Buying a Home – New vs. Preowned

Is it better to buy a pre-owned (resale) home or a new home? There are pros and cons to think about with both purchases. Buying a newly built home is like buying a cupcake with frosting on it. With a new home, you know exactly what you are getting under the frosting. On the other hand, a resale home could be that same cupcake with frosting or it could possibly be something much less desirable dressed up to look like a cupcake. It’s up to each homebuyer to decide which to choose, but personally, I want the cupcake with frosting.

If a homebuyer chooses to purchase a new home, they have more options to choose from and a question to ask themselves: “am I ready to embrace my creative side?” If the answer is yes, they can start from the ground up and pick a lot, floorplan, features and options in the neighborhood where they would most like their new home built. Builders have lined up all the contractors, picked out great locations and have the design coordinator on standby. Also, many creative types have already developed a ‘baby book’ to chart the process of building their new home and nobody judges them. Everyone loves a baby, just sayin’.

If a homebuyer is not channeling their ‘creative animal’ at the point of purchase, or needs to move sooner than a new home can be built for them, they can buy a new home that is already built, sometimes referred to as “move-in ready.” There are some move-in ready homes that can still be personalized depending on the builder and buyer’s prerogative.

With a resale home, someone has already made the creative decisions for the buyer. Before a mortgage can be secured for the home, the buyer will need to get a termite inspection and the entire home will need to be inspected by a qualified home inspector. Any problems found by the home inspector will need to be repaired before the buyer closes. If the home has a septic system, the septic system will need to be inspected and tested by a qualified professional and the tank may need to be pumped.

Most buyers want to personalize a home once they buy it and fix or upgrade anything they don’t like about the home. Resale homes often need much more maintenance than a new home, so the homebuyers need to be prepared to spend several fun-filled weekends engaged in DIY projects or spend additional money to hire a contractor, have strangers in their home and be a temporary construction manager in order to get the home the way they want it. Resale home buyers should get cost estimates on any work they want done before purchasing the home to make sure their budget will allow for the improvements and maintenance of the home.

What about the money? Most people assume they will pay less for a resale home over a new home, however in the long run, that is often not the case.

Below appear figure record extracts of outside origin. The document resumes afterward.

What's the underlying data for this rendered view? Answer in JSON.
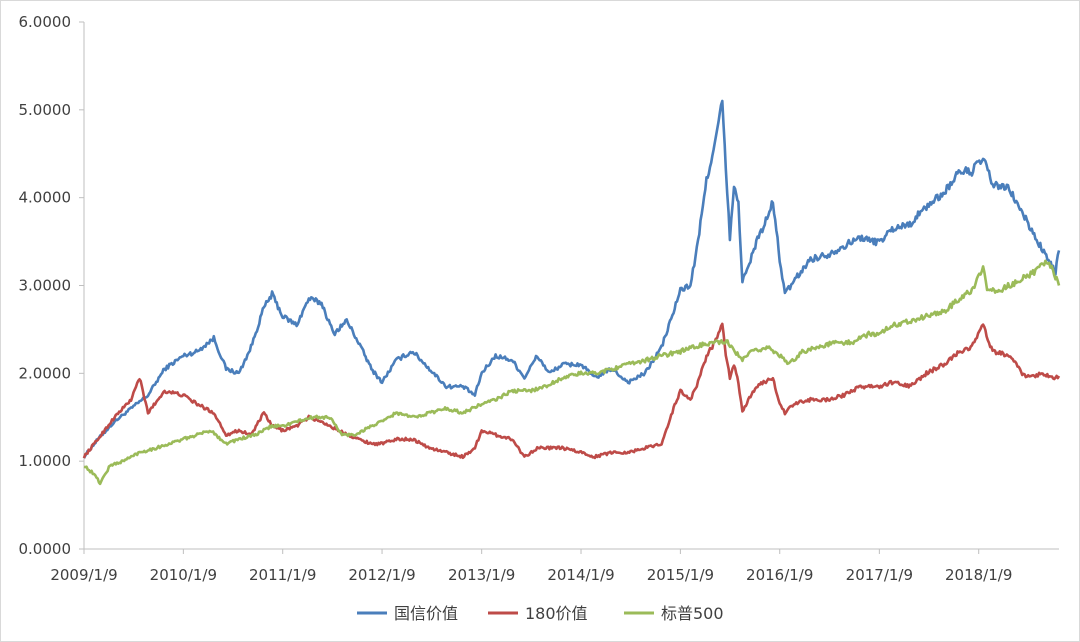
{
  "chart_data": {
    "type": "line",
    "title": "",
    "xlabel": "",
    "ylabel": "",
    "ylim": [
      0,
      6
    ],
    "yticks": [
      "0.0000",
      "1.0000",
      "2.0000",
      "3.0000",
      "4.0000",
      "5.0000",
      "6.0000"
    ],
    "xticks": [
      "2009/1/9",
      "2010/1/9",
      "2011/1/9",
      "2012/1/9",
      "2013/1/9",
      "2014/1/9",
      "2015/1/9",
      "2016/1/9",
      "2017/1/9",
      "2018/1/9"
    ],
    "x_start": "2009/1/9",
    "x_end": "2018/10/31",
    "grid": false,
    "legend_position": "bottom",
    "series": [
      {
        "name": "国信价值",
        "color": "#4a7ebb",
        "points": [
          [
            "2009/1/9",
            1.05
          ],
          [
            "2009/3/1",
            1.25
          ],
          [
            "2009/5/1",
            1.45
          ],
          [
            "2009/7/1",
            1.6
          ],
          [
            "2009/9/1",
            1.75
          ],
          [
            "2009/11/1",
            2.05
          ],
          [
            "2010/1/9",
            2.2
          ],
          [
            "2010/3/1",
            2.25
          ],
          [
            "2010/5/1",
            2.4
          ],
          [
            "2010/6/15",
            2.05
          ],
          [
            "2010/8/1",
            2.0
          ],
          [
            "2010/9/15",
            2.3
          ],
          [
            "2010/11/1",
            2.75
          ],
          [
            "2010/12/1",
            2.9
          ],
          [
            "2011/1/9",
            2.65
          ],
          [
            "2011/3/1",
            2.55
          ],
          [
            "2011/4/15",
            2.85
          ],
          [
            "2011/6/1",
            2.8
          ],
          [
            "2011/7/15",
            2.45
          ],
          [
            "2011/9/1",
            2.6
          ],
          [
            "2011/10/15",
            2.35
          ],
          [
            "2011/12/1",
            2.05
          ],
          [
            "2012/1/9",
            1.9
          ],
          [
            "2012/3/1",
            2.15
          ],
          [
            "2012/5/1",
            2.25
          ],
          [
            "2012/7/1",
            2.05
          ],
          [
            "2012/9/1",
            1.85
          ],
          [
            "2012/11/1",
            1.85
          ],
          [
            "2012/12/15",
            1.75
          ],
          [
            "2013/1/9",
            2.0
          ],
          [
            "2013/3/1",
            2.2
          ],
          [
            "2013/5/1",
            2.15
          ],
          [
            "2013/6/15",
            1.95
          ],
          [
            "2013/8/1",
            2.2
          ],
          [
            "2013/9/15",
            2.0
          ],
          [
            "2013/11/1",
            2.1
          ],
          [
            "2014/1/9",
            2.1
          ],
          [
            "2014/3/1",
            1.95
          ],
          [
            "2014/5/1",
            2.05
          ],
          [
            "2014/7/1",
            1.9
          ],
          [
            "2014/9/1",
            2.0
          ],
          [
            "2014/11/1",
            2.3
          ],
          [
            "2014/12/15",
            2.7
          ],
          [
            "2015/1/9",
            2.95
          ],
          [
            "2015/2/15",
            3.0
          ],
          [
            "2015/3/15",
            3.5
          ],
          [
            "2015/4/15",
            4.2
          ],
          [
            "2015/5/15",
            4.6
          ],
          [
            "2015/6/12",
            5.1
          ],
          [
            "2015/6/25",
            4.3
          ],
          [
            "2015/7/10",
            3.55
          ],
          [
            "2015/7/25",
            4.1
          ],
          [
            "2015/8/10",
            3.95
          ],
          [
            "2015/8/25",
            3.05
          ],
          [
            "2015/9/15",
            3.2
          ],
          [
            "2015/10/15",
            3.5
          ],
          [
            "2015/11/15",
            3.7
          ],
          [
            "2015/12/15",
            3.95
          ],
          [
            "2016/1/9",
            3.3
          ],
          [
            "2016/1/28",
            2.9
          ],
          [
            "2016/3/1",
            3.05
          ],
          [
            "2016/5/1",
            3.3
          ],
          [
            "2016/7/1",
            3.35
          ],
          [
            "2016/9/1",
            3.45
          ],
          [
            "2016/11/1",
            3.55
          ],
          [
            "2016/12/15",
            3.5
          ],
          [
            "2017/1/9",
            3.5
          ],
          [
            "2017/3/1",
            3.65
          ],
          [
            "2017/5/1",
            3.7
          ],
          [
            "2017/7/1",
            3.9
          ],
          [
            "2017/9/1",
            4.05
          ],
          [
            "2017/11/1",
            4.3
          ],
          [
            "2017/12/15",
            4.3
          ],
          [
            "2018/1/25",
            4.45
          ],
          [
            "2018/3/1",
            4.15
          ],
          [
            "2018/5/1",
            4.1
          ],
          [
            "2018/7/1",
            3.75
          ],
          [
            "2018/9/1",
            3.4
          ],
          [
            "2018/10/18",
            3.15
          ],
          [
            "2018/10/31",
            3.4
          ]
        ]
      },
      {
        "name": "180价值",
        "color": "#be4b48",
        "points": [
          [
            "2009/1/9",
            1.05
          ],
          [
            "2009/3/1",
            1.25
          ],
          [
            "2009/5/1",
            1.5
          ],
          [
            "2009/7/1",
            1.7
          ],
          [
            "2009/8/1",
            1.95
          ],
          [
            "2009/9/1",
            1.55
          ],
          [
            "2009/11/1",
            1.8
          ],
          [
            "2010/1/9",
            1.75
          ],
          [
            "2010/3/1",
            1.65
          ],
          [
            "2010/5/1",
            1.55
          ],
          [
            "2010/6/15",
            1.3
          ],
          [
            "2010/8/1",
            1.35
          ],
          [
            "2010/9/15",
            1.3
          ],
          [
            "2010/11/1",
            1.55
          ],
          [
            "2010/12/1",
            1.4
          ],
          [
            "2011/1/9",
            1.35
          ],
          [
            "2011/3/1",
            1.4
          ],
          [
            "2011/4/15",
            1.5
          ],
          [
            "2011/6/1",
            1.45
          ],
          [
            "2011/8/1",
            1.35
          ],
          [
            "2011/10/15",
            1.25
          ],
          [
            "2011/12/1",
            1.2
          ],
          [
            "2012/1/9",
            1.2
          ],
          [
            "2012/3/1",
            1.25
          ],
          [
            "2012/5/1",
            1.25
          ],
          [
            "2012/7/1",
            1.15
          ],
          [
            "2012/9/1",
            1.1
          ],
          [
            "2012/11/1",
            1.05
          ],
          [
            "2012/12/15",
            1.15
          ],
          [
            "2013/1/9",
            1.35
          ],
          [
            "2013/3/1",
            1.3
          ],
          [
            "2013/5/1",
            1.25
          ],
          [
            "2013/6/15",
            1.05
          ],
          [
            "2013/8/1",
            1.15
          ],
          [
            "2013/9/15",
            1.15
          ],
          [
            "2013/11/1",
            1.15
          ],
          [
            "2014/1/9",
            1.1
          ],
          [
            "2014/3/1",
            1.05
          ],
          [
            "2014/5/1",
            1.1
          ],
          [
            "2014/7/1",
            1.1
          ],
          [
            "2014/9/1",
            1.15
          ],
          [
            "2014/11/1",
            1.2
          ],
          [
            "2014/12/15",
            1.6
          ],
          [
            "2015/1/9",
            1.8
          ],
          [
            "2015/2/15",
            1.7
          ],
          [
            "2015/3/15",
            1.9
          ],
          [
            "2015/4/15",
            2.2
          ],
          [
            "2015/5/15",
            2.35
          ],
          [
            "2015/6/12",
            2.55
          ],
          [
            "2015/6/25",
            2.2
          ],
          [
            "2015/7/10",
            1.95
          ],
          [
            "2015/7/25",
            2.1
          ],
          [
            "2015/8/10",
            1.9
          ],
          [
            "2015/8/25",
            1.55
          ],
          [
            "2015/9/15",
            1.7
          ],
          [
            "2015/10/15",
            1.85
          ],
          [
            "2015/11/15",
            1.9
          ],
          [
            "2015/12/15",
            1.95
          ],
          [
            "2016/1/9",
            1.65
          ],
          [
            "2016/1/28",
            1.55
          ],
          [
            "2016/3/1",
            1.65
          ],
          [
            "2016/5/1",
            1.7
          ],
          [
            "2016/7/1",
            1.7
          ],
          [
            "2016/9/1",
            1.75
          ],
          [
            "2016/11/1",
            1.85
          ],
          [
            "2016/12/15",
            1.85
          ],
          [
            "2017/1/9",
            1.85
          ],
          [
            "2017/3/1",
            1.9
          ],
          [
            "2017/5/1",
            1.85
          ],
          [
            "2017/7/1",
            2.0
          ],
          [
            "2017/9/1",
            2.1
          ],
          [
            "2017/11/1",
            2.25
          ],
          [
            "2017/12/15",
            2.3
          ],
          [
            "2018/1/25",
            2.55
          ],
          [
            "2018/3/1",
            2.25
          ],
          [
            "2018/5/1",
            2.2
          ],
          [
            "2018/7/1",
            1.95
          ],
          [
            "2018/9/1",
            2.0
          ],
          [
            "2018/10/18",
            1.95
          ],
          [
            "2018/10/31",
            1.97
          ]
        ]
      },
      {
        "name": "标普500",
        "color": "#9bbb59",
        "points": [
          [
            "2009/1/9",
            0.95
          ],
          [
            "2009/2/15",
            0.85
          ],
          [
            "2009/3/9",
            0.75
          ],
          [
            "2009/4/15",
            0.95
          ],
          [
            "2009/6/1",
            1.0
          ],
          [
            "2009/8/1",
            1.1
          ],
          [
            "2009/10/1",
            1.15
          ],
          [
            "2010/1/9",
            1.25
          ],
          [
            "2010/3/1",
            1.3
          ],
          [
            "2010/4/20",
            1.35
          ],
          [
            "2010/6/15",
            1.2
          ],
          [
            "2010/8/1",
            1.25
          ],
          [
            "2010/10/1",
            1.3
          ],
          [
            "2010/12/1",
            1.4
          ],
          [
            "2011/1/9",
            1.4
          ],
          [
            "2011/3/1",
            1.45
          ],
          [
            "2011/5/1",
            1.5
          ],
          [
            "2011/7/1",
            1.5
          ],
          [
            "2011/8/15",
            1.3
          ],
          [
            "2011/10/1",
            1.3
          ],
          [
            "2011/12/1",
            1.4
          ],
          [
            "2012/1/9",
            1.45
          ],
          [
            "2012/3/1",
            1.55
          ],
          [
            "2012/5/1",
            1.5
          ],
          [
            "2012/7/1",
            1.55
          ],
          [
            "2012/9/1",
            1.6
          ],
          [
            "2012/11/1",
            1.55
          ],
          [
            "2013/1/9",
            1.65
          ],
          [
            "2013/3/1",
            1.7
          ],
          [
            "2013/5/1",
            1.8
          ],
          [
            "2013/7/1",
            1.8
          ],
          [
            "2013/9/1",
            1.85
          ],
          [
            "2013/11/1",
            1.95
          ],
          [
            "2014/1/9",
            2.0
          ],
          [
            "2014/3/1",
            2.0
          ],
          [
            "2014/5/1",
            2.05
          ],
          [
            "2014/7/1",
            2.1
          ],
          [
            "2014/9/1",
            2.15
          ],
          [
            "2014/11/1",
            2.2
          ],
          [
            "2015/1/9",
            2.25
          ],
          [
            "2015/3/1",
            2.3
          ],
          [
            "2015/5/1",
            2.35
          ],
          [
            "2015/7/1",
            2.35
          ],
          [
            "2015/8/25",
            2.15
          ],
          [
            "2015/10/1",
            2.25
          ],
          [
            "2015/12/1",
            2.3
          ],
          [
            "2016/1/9",
            2.2
          ],
          [
            "2016/2/11",
            2.1
          ],
          [
            "2016/4/1",
            2.25
          ],
          [
            "2016/6/1",
            2.3
          ],
          [
            "2016/8/1",
            2.35
          ],
          [
            "2016/10/1",
            2.35
          ],
          [
            "2016/12/1",
            2.45
          ],
          [
            "2017/1/9",
            2.45
          ],
          [
            "2017/3/1",
            2.55
          ],
          [
            "2017/5/1",
            2.6
          ],
          [
            "2017/7/1",
            2.65
          ],
          [
            "2017/9/1",
            2.7
          ],
          [
            "2017/11/1",
            2.85
          ],
          [
            "2017/12/15",
            2.95
          ],
          [
            "2018/1/25",
            3.2
          ],
          [
            "2018/2/9",
            2.95
          ],
          [
            "2018/4/1",
            2.95
          ],
          [
            "2018/6/1",
            3.05
          ],
          [
            "2018/8/1",
            3.15
          ],
          [
            "2018/9/20",
            3.28
          ],
          [
            "2018/10/18",
            3.1
          ],
          [
            "2018/10/31",
            3.0
          ]
        ]
      }
    ]
  }
}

With new construction the homebuyer controls the costs by choosing the plan, the features, the upgrades and the location or subdivision they have their home built in.   The new homebuyer will also have all the latest and greatest energy efficient building materials such as windows, appliances, insulation and heat and cooling systems. In the long run, the new homebuyer will save money every month because of the home’s efficiency. Another money-saving benefit of purchasing a new home is the new home warranty. Some builders even include an additional warranty in the purchase cost of the home that goes beyond a traditional new home warranty. 2-10 Home Buyers Warranty is an example of such a warranty. McKee Homes includes a full 2-10 warranty with all new homes, which covers the home’s systems for two years and the structure for a full 10 years.

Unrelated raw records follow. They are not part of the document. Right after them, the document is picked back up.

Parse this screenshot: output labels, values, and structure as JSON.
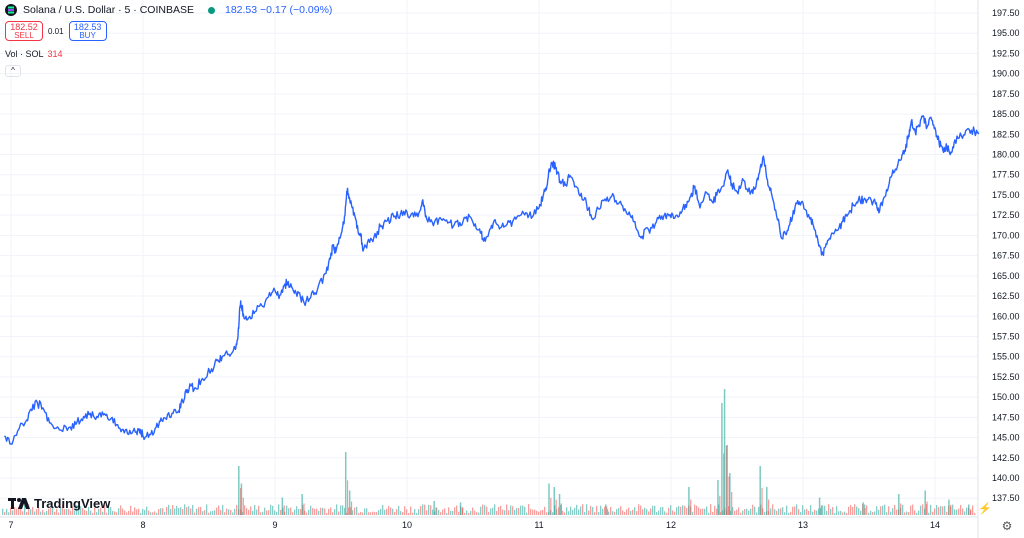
{
  "header": {
    "symbol": "Solana / U.S. Dollar · 5 · COINBASE",
    "ohlc": "182.53 −0.17 (−0.09%)"
  },
  "trade": {
    "sell_price": "182.52",
    "sell_label": "SELL",
    "spread": "0.01",
    "buy_price": "182.53",
    "buy_label": "BUY"
  },
  "volume_legend": {
    "label": "Vol · SOL",
    "value": "314"
  },
  "branding": {
    "logo_text": "TradingView"
  },
  "icons": {
    "symbol": "solana-icon",
    "live": "live-dot-icon",
    "collapse": "chevron-up-icon",
    "settings": "gear-icon",
    "replay": "lightning-icon"
  },
  "colors": {
    "line": "#2962ff",
    "vol_up": "#26a69a",
    "vol_down": "#ef5350",
    "grid": "#f0f3fa",
    "axis_text": "#131722"
  },
  "chart_data": {
    "type": "line",
    "symbol": "SOL/USD",
    "interval": "5",
    "x_tick_labels": [
      "7",
      "8",
      "9",
      "10",
      "11",
      "12",
      "13",
      "14"
    ],
    "y_tick_labels": [
      "137.50",
      "140.00",
      "142.50",
      "145.00",
      "147.50",
      "150.00",
      "152.50",
      "155.00",
      "157.50",
      "160.00",
      "162.50",
      "165.00",
      "167.50",
      "170.00",
      "172.50",
      "175.00",
      "177.50",
      "180.00",
      "182.50",
      "185.00",
      "187.50",
      "190.00",
      "192.50",
      "195.00",
      "197.50"
    ],
    "ylim": [
      135.6,
      198.4
    ],
    "xlim": [
      6.95,
      14.4
    ],
    "grid": true,
    "series": [
      {
        "points": [
          [
            6.95,
            145.2
          ],
          [
            7.0,
            144.2
          ],
          [
            7.05,
            145.8
          ],
          [
            7.12,
            147.2
          ],
          [
            7.15,
            148.5
          ],
          [
            7.2,
            149.3
          ],
          [
            7.25,
            148.4
          ],
          [
            7.3,
            146.8
          ],
          [
            7.38,
            145.9
          ],
          [
            7.45,
            146.3
          ],
          [
            7.5,
            146.9
          ],
          [
            7.55,
            147.6
          ],
          [
            7.6,
            148.0
          ],
          [
            7.65,
            147.6
          ],
          [
            7.7,
            147.8
          ],
          [
            7.75,
            147.2
          ],
          [
            7.8,
            146.6
          ],
          [
            7.85,
            146.0
          ],
          [
            7.9,
            145.9
          ],
          [
            7.95,
            145.7
          ],
          [
            7.98,
            146.0
          ],
          [
            8.0,
            145.2
          ],
          [
            8.05,
            145.4
          ],
          [
            8.1,
            146.3
          ],
          [
            8.13,
            147.0
          ],
          [
            8.17,
            147.4
          ],
          [
            8.22,
            148.0
          ],
          [
            8.27,
            148.3
          ],
          [
            8.3,
            149.5
          ],
          [
            8.33,
            150.6
          ],
          [
            8.36,
            151.4
          ],
          [
            8.4,
            151.1
          ],
          [
            8.45,
            152.3
          ],
          [
            8.52,
            153.5
          ],
          [
            8.56,
            154.5
          ],
          [
            8.6,
            155.0
          ],
          [
            8.65,
            155.3
          ],
          [
            8.7,
            155.9
          ],
          [
            8.72,
            157.5
          ],
          [
            8.73,
            160.3
          ],
          [
            8.74,
            161.9
          ],
          [
            8.76,
            160.3
          ],
          [
            8.8,
            159.8
          ],
          [
            8.85,
            160.6
          ],
          [
            8.9,
            161.3
          ],
          [
            8.95,
            162.4
          ],
          [
            9.0,
            163.2
          ],
          [
            9.03,
            162.2
          ],
          [
            9.07,
            163.8
          ],
          [
            9.1,
            164.3
          ],
          [
            9.14,
            163.1
          ],
          [
            9.18,
            162.9
          ],
          [
            9.22,
            161.7
          ],
          [
            9.27,
            162.3
          ],
          [
            9.32,
            163.2
          ],
          [
            9.38,
            165.3
          ],
          [
            9.42,
            167.1
          ],
          [
            9.44,
            168.8
          ],
          [
            9.46,
            167.9
          ],
          [
            9.5,
            170.1
          ],
          [
            9.52,
            171.4
          ],
          [
            9.54,
            174.5
          ],
          [
            9.55,
            175.8
          ],
          [
            9.57,
            174.0
          ],
          [
            9.6,
            172.8
          ],
          [
            9.62,
            170.9
          ],
          [
            9.65,
            169.9
          ],
          [
            9.67,
            168.2
          ],
          [
            9.7,
            169.1
          ],
          [
            9.75,
            169.8
          ],
          [
            9.8,
            171.1
          ],
          [
            9.85,
            171.8
          ],
          [
            9.9,
            172.3
          ],
          [
            9.95,
            172.6
          ],
          [
            10.0,
            172.9
          ],
          [
            10.05,
            172.3
          ],
          [
            10.1,
            173.1
          ],
          [
            10.12,
            174.4
          ],
          [
            10.15,
            172.0
          ],
          [
            10.2,
            171.2
          ],
          [
            10.25,
            172.2
          ],
          [
            10.3,
            171.9
          ],
          [
            10.35,
            171.1
          ],
          [
            10.4,
            171.6
          ],
          [
            10.45,
            172.3
          ],
          [
            10.5,
            171.6
          ],
          [
            10.55,
            170.8
          ],
          [
            10.58,
            169.3
          ],
          [
            10.62,
            170.3
          ],
          [
            10.66,
            171.8
          ],
          [
            10.7,
            170.8
          ],
          [
            10.75,
            171.2
          ],
          [
            10.8,
            171.7
          ],
          [
            10.85,
            172.4
          ],
          [
            10.9,
            172.8
          ],
          [
            10.95,
            172.3
          ],
          [
            11.0,
            173.4
          ],
          [
            11.03,
            174.8
          ],
          [
            11.06,
            176.1
          ],
          [
            11.08,
            178.0
          ],
          [
            11.1,
            179.0
          ],
          [
            11.13,
            178.4
          ],
          [
            11.16,
            176.7
          ],
          [
            11.2,
            176.2
          ],
          [
            11.23,
            177.2
          ],
          [
            11.27,
            176.0
          ],
          [
            11.32,
            175.2
          ],
          [
            11.36,
            173.9
          ],
          [
            11.4,
            172.1
          ],
          [
            11.45,
            173.3
          ],
          [
            11.5,
            174.5
          ],
          [
            11.55,
            174.8
          ],
          [
            11.6,
            173.9
          ],
          [
            11.65,
            173.3
          ],
          [
            11.7,
            172.2
          ],
          [
            11.74,
            170.7
          ],
          [
            11.78,
            169.9
          ],
          [
            11.83,
            170.7
          ],
          [
            11.88,
            171.4
          ],
          [
            11.93,
            172.4
          ],
          [
            11.98,
            172.6
          ],
          [
            12.02,
            172.1
          ],
          [
            12.07,
            172.9
          ],
          [
            12.11,
            173.8
          ],
          [
            12.15,
            174.9
          ],
          [
            12.18,
            176.1
          ],
          [
            12.22,
            173.4
          ],
          [
            12.27,
            175.3
          ],
          [
            12.32,
            174.0
          ],
          [
            12.36,
            175.7
          ],
          [
            12.4,
            176.1
          ],
          [
            12.43,
            178.1
          ],
          [
            12.46,
            176.4
          ],
          [
            12.5,
            175.4
          ],
          [
            12.55,
            176.8
          ],
          [
            12.6,
            175.1
          ],
          [
            12.64,
            175.8
          ],
          [
            12.67,
            177.7
          ],
          [
            12.7,
            179.8
          ],
          [
            12.73,
            176.9
          ],
          [
            12.76,
            175.3
          ],
          [
            12.8,
            172.4
          ],
          [
            12.84,
            169.6
          ],
          [
            12.88,
            170.6
          ],
          [
            12.92,
            172.2
          ],
          [
            12.96,
            174.3
          ],
          [
            13.0,
            174.0
          ],
          [
            13.05,
            172.1
          ],
          [
            13.08,
            171.1
          ],
          [
            13.12,
            168.7
          ],
          [
            13.15,
            167.7
          ],
          [
            13.18,
            168.9
          ],
          [
            13.22,
            170.3
          ],
          [
            13.26,
            170.6
          ],
          [
            13.3,
            171.7
          ],
          [
            13.34,
            172.6
          ],
          [
            13.38,
            173.7
          ],
          [
            13.42,
            174.4
          ],
          [
            13.46,
            174.4
          ],
          [
            13.5,
            174.7
          ],
          [
            13.55,
            173.9
          ],
          [
            13.58,
            173.0
          ],
          [
            13.62,
            174.8
          ],
          [
            13.66,
            177.2
          ],
          [
            13.7,
            178.2
          ],
          [
            13.74,
            179.3
          ],
          [
            13.77,
            180.5
          ],
          [
            13.8,
            182.4
          ],
          [
            13.82,
            184.1
          ],
          [
            13.85,
            182.8
          ],
          [
            13.88,
            183.6
          ],
          [
            13.91,
            184.8
          ],
          [
            13.94,
            183.4
          ],
          [
            13.97,
            184.6
          ],
          [
            14.0,
            183.3
          ],
          [
            14.03,
            181.6
          ],
          [
            14.06,
            180.5
          ],
          [
            14.09,
            180.9
          ],
          [
            14.12,
            180.3
          ],
          [
            14.15,
            181.8
          ],
          [
            14.2,
            182.3
          ],
          [
            14.25,
            183.2
          ],
          [
            14.3,
            182.8
          ],
          [
            14.33,
            182.53
          ]
        ]
      }
    ],
    "volume": {
      "label": "Vol · SOL",
      "spikes": [
        [
          8.72,
          70
        ],
        [
          8.74,
          45
        ],
        [
          9.05,
          25
        ],
        [
          9.2,
          30
        ],
        [
          9.53,
          90
        ],
        [
          9.56,
          35
        ],
        [
          10.2,
          20
        ],
        [
          10.4,
          18
        ],
        [
          11.07,
          45
        ],
        [
          11.11,
          40
        ],
        [
          11.15,
          30
        ],
        [
          11.5,
          15
        ],
        [
          12.13,
          40
        ],
        [
          12.35,
          50
        ],
        [
          12.38,
          160
        ],
        [
          12.4,
          180
        ],
        [
          12.42,
          100
        ],
        [
          12.44,
          60
        ],
        [
          12.67,
          70
        ],
        [
          12.72,
          40
        ],
        [
          13.12,
          25
        ],
        [
          13.45,
          18
        ],
        [
          13.72,
          30
        ],
        [
          13.92,
          35
        ],
        [
          14.1,
          22
        ],
        [
          14.25,
          15
        ]
      ]
    }
  }
}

In the end, it is up to each homebuyer to decide what is best for them. With new homes they get more input into having the home built the way they want it, they don’t have to spend every weekend doing projects and maintenance, they can rest easy knowing the home is covered by a new home warranty and they save money on energy costs every month. With a resale home, the initial cost may be lower, but until they purchase the home, they really don’t know for sure what’s under that frosting.